The local users would have account with the local postfix which would be mapped (in the postfix config) to the ISP mail server account. When exchanging emails with the outside world, the local users would be known by the ISP mail address, for both receiving and sending.
How can be done?
Thank you,
ioan
I’m getting this: delivery temporarily suspended: TLS is required, but our TLS engine is unavailable
Didn’t sent any external email at first.. checked the log (/private/var/log/mail.log). And found: “… etc/postfix/sasl/passwd.db: No such file or directory”
must have forgotten to run the: ‘sudo postmap passwd’ command.
ran:
sudo postmap /etc/postfix/sasl/passwd
sudo postfix reload
and it works like a charm!
Thank you for your help!
I too was getting that “530-5.5.1 Authentication Required” message until I changed all instances of gmail.com to googlemail.com (which is what my account was originally set up as, when gmail was someone else’s trademark)

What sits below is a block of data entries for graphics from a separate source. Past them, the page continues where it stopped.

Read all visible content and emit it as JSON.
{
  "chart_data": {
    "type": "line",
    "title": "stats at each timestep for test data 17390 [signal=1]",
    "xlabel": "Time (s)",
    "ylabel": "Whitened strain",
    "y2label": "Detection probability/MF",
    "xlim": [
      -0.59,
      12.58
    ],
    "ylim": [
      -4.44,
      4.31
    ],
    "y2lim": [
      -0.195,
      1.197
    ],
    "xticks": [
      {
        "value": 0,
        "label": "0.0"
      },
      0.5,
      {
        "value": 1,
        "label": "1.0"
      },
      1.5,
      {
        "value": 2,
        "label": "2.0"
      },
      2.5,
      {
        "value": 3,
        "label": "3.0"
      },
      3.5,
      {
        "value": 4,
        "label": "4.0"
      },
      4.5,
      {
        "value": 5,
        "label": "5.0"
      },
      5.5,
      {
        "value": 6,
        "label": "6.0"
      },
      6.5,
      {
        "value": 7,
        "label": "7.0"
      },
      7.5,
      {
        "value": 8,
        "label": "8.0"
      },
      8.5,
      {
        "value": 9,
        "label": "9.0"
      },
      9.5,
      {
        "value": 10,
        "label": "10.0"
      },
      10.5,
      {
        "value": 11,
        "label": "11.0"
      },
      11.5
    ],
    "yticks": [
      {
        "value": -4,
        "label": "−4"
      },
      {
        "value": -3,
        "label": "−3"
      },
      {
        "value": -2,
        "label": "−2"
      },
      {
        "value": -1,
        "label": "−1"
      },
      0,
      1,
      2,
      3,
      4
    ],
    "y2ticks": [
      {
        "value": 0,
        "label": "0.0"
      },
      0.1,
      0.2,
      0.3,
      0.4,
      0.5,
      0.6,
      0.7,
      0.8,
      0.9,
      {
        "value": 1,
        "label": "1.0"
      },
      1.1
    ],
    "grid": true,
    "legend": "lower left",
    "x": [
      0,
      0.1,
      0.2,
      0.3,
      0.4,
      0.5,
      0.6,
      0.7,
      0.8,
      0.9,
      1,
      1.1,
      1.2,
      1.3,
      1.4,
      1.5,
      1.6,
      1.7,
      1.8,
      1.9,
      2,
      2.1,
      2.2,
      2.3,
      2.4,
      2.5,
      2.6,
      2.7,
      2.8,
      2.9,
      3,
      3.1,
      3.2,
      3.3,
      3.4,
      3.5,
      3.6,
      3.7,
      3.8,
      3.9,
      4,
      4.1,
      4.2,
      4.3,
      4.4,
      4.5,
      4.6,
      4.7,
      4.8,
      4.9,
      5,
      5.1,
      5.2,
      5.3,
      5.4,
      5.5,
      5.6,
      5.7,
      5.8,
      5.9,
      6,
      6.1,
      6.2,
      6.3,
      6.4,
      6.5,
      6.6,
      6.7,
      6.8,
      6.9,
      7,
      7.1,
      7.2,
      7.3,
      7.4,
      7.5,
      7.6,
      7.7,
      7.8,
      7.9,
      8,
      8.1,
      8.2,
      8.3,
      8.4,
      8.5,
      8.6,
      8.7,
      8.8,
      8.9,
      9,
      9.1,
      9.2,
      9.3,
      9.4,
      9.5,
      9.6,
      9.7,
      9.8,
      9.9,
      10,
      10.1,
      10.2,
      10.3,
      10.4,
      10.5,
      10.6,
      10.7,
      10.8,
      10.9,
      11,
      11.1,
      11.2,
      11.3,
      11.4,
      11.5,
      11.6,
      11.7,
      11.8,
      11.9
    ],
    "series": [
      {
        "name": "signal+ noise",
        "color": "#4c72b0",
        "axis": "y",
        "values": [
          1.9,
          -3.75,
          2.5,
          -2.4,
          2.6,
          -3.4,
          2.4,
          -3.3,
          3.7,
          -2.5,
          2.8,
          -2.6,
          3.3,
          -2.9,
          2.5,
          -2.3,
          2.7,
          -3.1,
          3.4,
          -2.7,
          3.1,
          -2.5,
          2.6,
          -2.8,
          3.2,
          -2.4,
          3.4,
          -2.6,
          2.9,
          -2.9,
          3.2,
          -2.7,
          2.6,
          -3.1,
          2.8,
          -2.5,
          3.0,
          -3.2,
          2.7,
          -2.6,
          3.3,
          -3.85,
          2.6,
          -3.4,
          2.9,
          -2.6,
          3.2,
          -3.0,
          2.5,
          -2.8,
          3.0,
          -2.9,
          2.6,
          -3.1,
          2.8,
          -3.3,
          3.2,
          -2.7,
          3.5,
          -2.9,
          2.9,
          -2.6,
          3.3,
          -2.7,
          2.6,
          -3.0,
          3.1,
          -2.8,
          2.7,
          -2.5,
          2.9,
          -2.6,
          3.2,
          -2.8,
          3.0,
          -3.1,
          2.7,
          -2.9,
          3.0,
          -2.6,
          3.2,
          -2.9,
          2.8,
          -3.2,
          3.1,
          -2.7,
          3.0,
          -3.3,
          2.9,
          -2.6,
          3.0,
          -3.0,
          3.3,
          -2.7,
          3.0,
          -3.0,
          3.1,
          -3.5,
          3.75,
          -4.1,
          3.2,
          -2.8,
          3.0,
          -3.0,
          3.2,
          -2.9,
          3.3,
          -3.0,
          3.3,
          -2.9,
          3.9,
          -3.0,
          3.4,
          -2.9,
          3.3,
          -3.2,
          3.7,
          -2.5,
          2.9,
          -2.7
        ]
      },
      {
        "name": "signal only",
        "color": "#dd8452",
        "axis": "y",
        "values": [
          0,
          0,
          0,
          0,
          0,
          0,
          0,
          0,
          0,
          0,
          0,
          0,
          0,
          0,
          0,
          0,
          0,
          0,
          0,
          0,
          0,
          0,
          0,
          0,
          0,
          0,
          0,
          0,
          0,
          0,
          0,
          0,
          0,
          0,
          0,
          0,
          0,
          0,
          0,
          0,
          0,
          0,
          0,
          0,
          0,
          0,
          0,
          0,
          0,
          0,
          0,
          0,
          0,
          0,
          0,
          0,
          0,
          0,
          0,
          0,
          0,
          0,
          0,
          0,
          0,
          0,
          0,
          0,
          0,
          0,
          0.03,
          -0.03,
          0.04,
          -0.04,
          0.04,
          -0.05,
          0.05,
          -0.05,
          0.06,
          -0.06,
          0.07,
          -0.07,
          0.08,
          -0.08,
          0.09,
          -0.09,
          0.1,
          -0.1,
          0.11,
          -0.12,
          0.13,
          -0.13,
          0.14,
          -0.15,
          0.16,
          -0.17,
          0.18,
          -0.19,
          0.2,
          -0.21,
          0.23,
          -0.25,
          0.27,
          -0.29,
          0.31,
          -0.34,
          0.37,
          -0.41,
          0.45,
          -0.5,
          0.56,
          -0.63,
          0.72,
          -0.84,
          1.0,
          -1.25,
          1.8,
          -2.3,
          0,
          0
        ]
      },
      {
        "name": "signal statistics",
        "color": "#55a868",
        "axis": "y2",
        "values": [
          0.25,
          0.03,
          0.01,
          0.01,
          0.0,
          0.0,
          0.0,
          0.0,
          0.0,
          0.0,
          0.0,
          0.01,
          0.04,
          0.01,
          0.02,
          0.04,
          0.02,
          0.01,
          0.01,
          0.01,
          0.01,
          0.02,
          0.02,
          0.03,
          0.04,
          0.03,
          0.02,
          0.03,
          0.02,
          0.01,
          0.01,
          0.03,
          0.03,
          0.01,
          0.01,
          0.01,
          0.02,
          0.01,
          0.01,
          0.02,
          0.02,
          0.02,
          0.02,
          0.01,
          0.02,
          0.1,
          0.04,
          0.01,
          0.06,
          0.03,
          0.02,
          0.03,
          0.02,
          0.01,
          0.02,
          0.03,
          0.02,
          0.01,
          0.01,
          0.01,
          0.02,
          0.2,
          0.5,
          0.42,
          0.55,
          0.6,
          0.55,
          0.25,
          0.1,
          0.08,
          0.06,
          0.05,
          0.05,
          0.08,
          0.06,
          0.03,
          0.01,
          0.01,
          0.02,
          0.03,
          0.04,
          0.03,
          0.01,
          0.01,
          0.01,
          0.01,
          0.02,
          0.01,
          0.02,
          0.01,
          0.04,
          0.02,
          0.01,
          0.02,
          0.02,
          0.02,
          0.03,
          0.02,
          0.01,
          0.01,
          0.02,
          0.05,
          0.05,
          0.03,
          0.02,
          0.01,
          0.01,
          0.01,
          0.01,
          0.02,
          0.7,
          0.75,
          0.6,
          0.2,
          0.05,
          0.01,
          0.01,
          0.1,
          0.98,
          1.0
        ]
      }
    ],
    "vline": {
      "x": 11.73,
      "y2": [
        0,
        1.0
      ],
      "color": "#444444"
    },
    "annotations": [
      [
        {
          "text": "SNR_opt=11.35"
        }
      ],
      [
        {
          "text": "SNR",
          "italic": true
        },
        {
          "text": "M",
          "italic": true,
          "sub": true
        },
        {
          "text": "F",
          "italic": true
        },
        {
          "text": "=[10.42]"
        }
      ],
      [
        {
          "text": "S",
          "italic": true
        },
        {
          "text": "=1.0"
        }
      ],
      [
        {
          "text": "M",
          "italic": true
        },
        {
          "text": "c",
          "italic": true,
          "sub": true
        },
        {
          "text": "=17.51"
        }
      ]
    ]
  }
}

Thanks for the tut goy my postfix finally working
After many hours, was about to give up but thanks to you got it working
thanks for the tutorial. It worked once I got out of my own way. Thanks.
For OS X Yosemite, it seems that this is required additionally in /etc/postfix/main.cf:
smtp_sasl_mechanism_filter = plain
Btw: If you are using XAMPP on Yosemite there currently seems to be a bug which hinders from using sendmail via PHP (http://stackoverflow.com/questions/26456132/sendmail-in-mac-os-x-yosemite).
Hi, very good tutorial, but I can not test the email. At the end of the tutorial is confusing to me that Control-D. I put the mail command and my user_id, but not out of it. Control-D does not work, and press enter, the following error appears:
-bash: syntax error near unexpected token `newline ‘
To get this working for me on Yosemite, I needed to add “/Library/Server/Mail/Data/spool/maildrop” to the QueueDirectories list.
Also, I recommend deleting the “passwd” file after running “sudo postmap passwd”. I don’t like leaving a plain text password file lying around, and this isn’t used after running postmap.
Hi,
Just wanted to thank you for your tutorial. It is very well done.
I implemented this so that I can use the PHP mail function in the projects I am working on my local system with a XAMPP server. I am able to send mail via my command line, but whenever I use the php mail function it always returns false. In my log file There are no errors. I just see notifications of postfix starting up and stopping. Any suggestions?
Gracias mil esta página es un tesoro.